As a matter of fact, Mr. Ticke's stage of intoxication was not nearly so advanced as that; but Elfrida's mood was borrowed from her article, and she felt the necessity of putting it graphically. Besides, a picturesque form of stating his condition was almost due to Mr. Ticke. Mr. Ticke lived the unfettered life; he was of the elect; Elfrida reflected, as Mr. Ticke went impulsively to bed, how easy it was to discover the elect. A glance would do it, a word, the turning of an eyelid; she knew it of Golightly Ticke days before he came up in an old velvet coat, and without a shirt collar, to borrow a sheet of note paper and an envelope from her. On that occasion Mr. Ticke had half apologized for his appearance, saying, "I'm afraid I'm rather a Bohemian," in his sympathetic voice.
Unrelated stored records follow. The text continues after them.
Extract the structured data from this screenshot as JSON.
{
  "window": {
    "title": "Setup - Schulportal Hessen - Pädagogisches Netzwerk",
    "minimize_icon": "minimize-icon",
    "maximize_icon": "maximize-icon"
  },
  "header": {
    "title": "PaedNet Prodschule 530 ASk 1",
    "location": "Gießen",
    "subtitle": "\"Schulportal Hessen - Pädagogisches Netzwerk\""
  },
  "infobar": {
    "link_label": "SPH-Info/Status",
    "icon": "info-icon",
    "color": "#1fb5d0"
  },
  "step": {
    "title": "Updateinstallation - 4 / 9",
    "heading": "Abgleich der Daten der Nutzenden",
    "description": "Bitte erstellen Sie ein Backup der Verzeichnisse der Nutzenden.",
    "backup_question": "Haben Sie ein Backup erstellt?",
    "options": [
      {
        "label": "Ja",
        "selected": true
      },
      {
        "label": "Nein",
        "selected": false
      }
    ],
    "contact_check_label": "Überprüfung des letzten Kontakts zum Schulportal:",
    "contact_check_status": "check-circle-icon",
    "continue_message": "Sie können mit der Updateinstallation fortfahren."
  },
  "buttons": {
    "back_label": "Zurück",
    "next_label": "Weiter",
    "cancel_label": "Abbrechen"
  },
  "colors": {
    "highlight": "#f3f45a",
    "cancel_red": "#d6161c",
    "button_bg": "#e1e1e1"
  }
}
To which Elfrida had responded, hanging him the note paper, "Afraid!" and the understanding was established at once. Elfrida did not consider Mr. Ticke's other qualifications or disqualifications; that would have been a bourgeois thing to do. He was a belle dame, that was sufficient. He might find life difficult, it was natural and probable. She, Elfrida Bell, found it difficult. He had not succeeded yet; neither had she; therefore they had a comradeship—they and a few others—of revolt against the dull conventional British public that barred the way to success. Yesterday she had met him at the street-door, and he had stopped to remark that along the Embankment nature was making a bad copy of one of Vereschagin's pictures. When people could say things like that, nothing else mattered much. It is impossible to tell whether Miss Bell would have found room in this philosophy for the godmotherly benevolence of Mademoiselle Fane, if she had known of it, or not.
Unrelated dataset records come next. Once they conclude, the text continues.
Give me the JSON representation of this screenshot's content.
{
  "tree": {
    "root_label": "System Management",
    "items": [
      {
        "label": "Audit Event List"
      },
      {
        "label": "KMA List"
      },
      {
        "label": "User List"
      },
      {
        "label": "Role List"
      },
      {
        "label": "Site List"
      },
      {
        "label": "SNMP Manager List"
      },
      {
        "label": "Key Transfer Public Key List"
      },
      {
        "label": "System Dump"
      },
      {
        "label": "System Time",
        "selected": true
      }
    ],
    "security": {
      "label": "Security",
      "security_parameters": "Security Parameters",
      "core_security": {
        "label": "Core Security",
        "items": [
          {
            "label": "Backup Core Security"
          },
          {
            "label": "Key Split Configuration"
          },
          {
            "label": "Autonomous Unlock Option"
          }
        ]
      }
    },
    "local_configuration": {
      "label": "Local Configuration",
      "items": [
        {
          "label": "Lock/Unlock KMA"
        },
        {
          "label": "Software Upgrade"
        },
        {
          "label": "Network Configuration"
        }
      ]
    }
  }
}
It was a long, low-roofed room in which Elfrida Bell meditated, biting the end of her pen, upon the difference it made when a fellow-being was not a Philistine; and it was not in the least like any other apartment Mrs. Jordan had to let. It was the atelier of the Rue Porte Royale transported. Elfrida had brought all her possessions with her, and took a nameless comfort in arranging them as she liked them best. "Try to feel at home," she said whimsically to her Indian zither as she hung it up. "We shall miss Paris, you and I, but one day we shall go back together." A Japanese screen wandered across the room and made a bedroom of the end. Elfrida had to buy that, and spent a day in finding a cheap one which did not offend her. The floor was bare except for a little Afghan prayer-carpet, Mrs. Jordan having removed, in suspicions astonishment, an almost new tapestry of as nice a pattern as she ever set eyes on, at her lodger's request. A samovar stood on a little square table in the corner, and beside it a tin box of biscuits. The dormer-windows were hung with Eastern stuffs, a Roman lamp stood on the mantel, a Koran-holder held Omar Khayyam second-hand, and Meredith's last novel, and "Anna Karenina," and "Salammbo," and two or three recent numbers of the Figaro. Here and there on the wall a Salon photograph was fastened. A study of a girl's head that Nadie had given her was stuck with a Spanish dagger over the fireplace. A sketch of Vambety's and one of Kendal's, sacredly framed, hung where she could always see them. There was a vague suggestion of roses about the room, and a mingled fragrance of joss-sticks and cigarettes. The candle shone principally upon a little bronze Buddha, who sat lotus-shrined on the writing-table among Elfrida's papers, with an ineffable, inscrutable smile. On the top shelf of a closet in the wall a small pile of canvases gathered dust, face downward. Not a brush-mark of her own was visible. She told herself that she had done with that.

The girl sat with her long cloak about her and a blanket over her knees. Her fingers were almost nerveless with cold; as she laid down her manuscript she tried to wring warmth into them. Her face was white, her eyes were intensely wide open and wide awake; they had black dashes underneath, an emphasis they did not need. She lay back in her chair and gave the manuscript a little push toward Buddha smiling in the middle of the table. "Well?" she said, regarding him with defiant inquiry, cleverly mocked.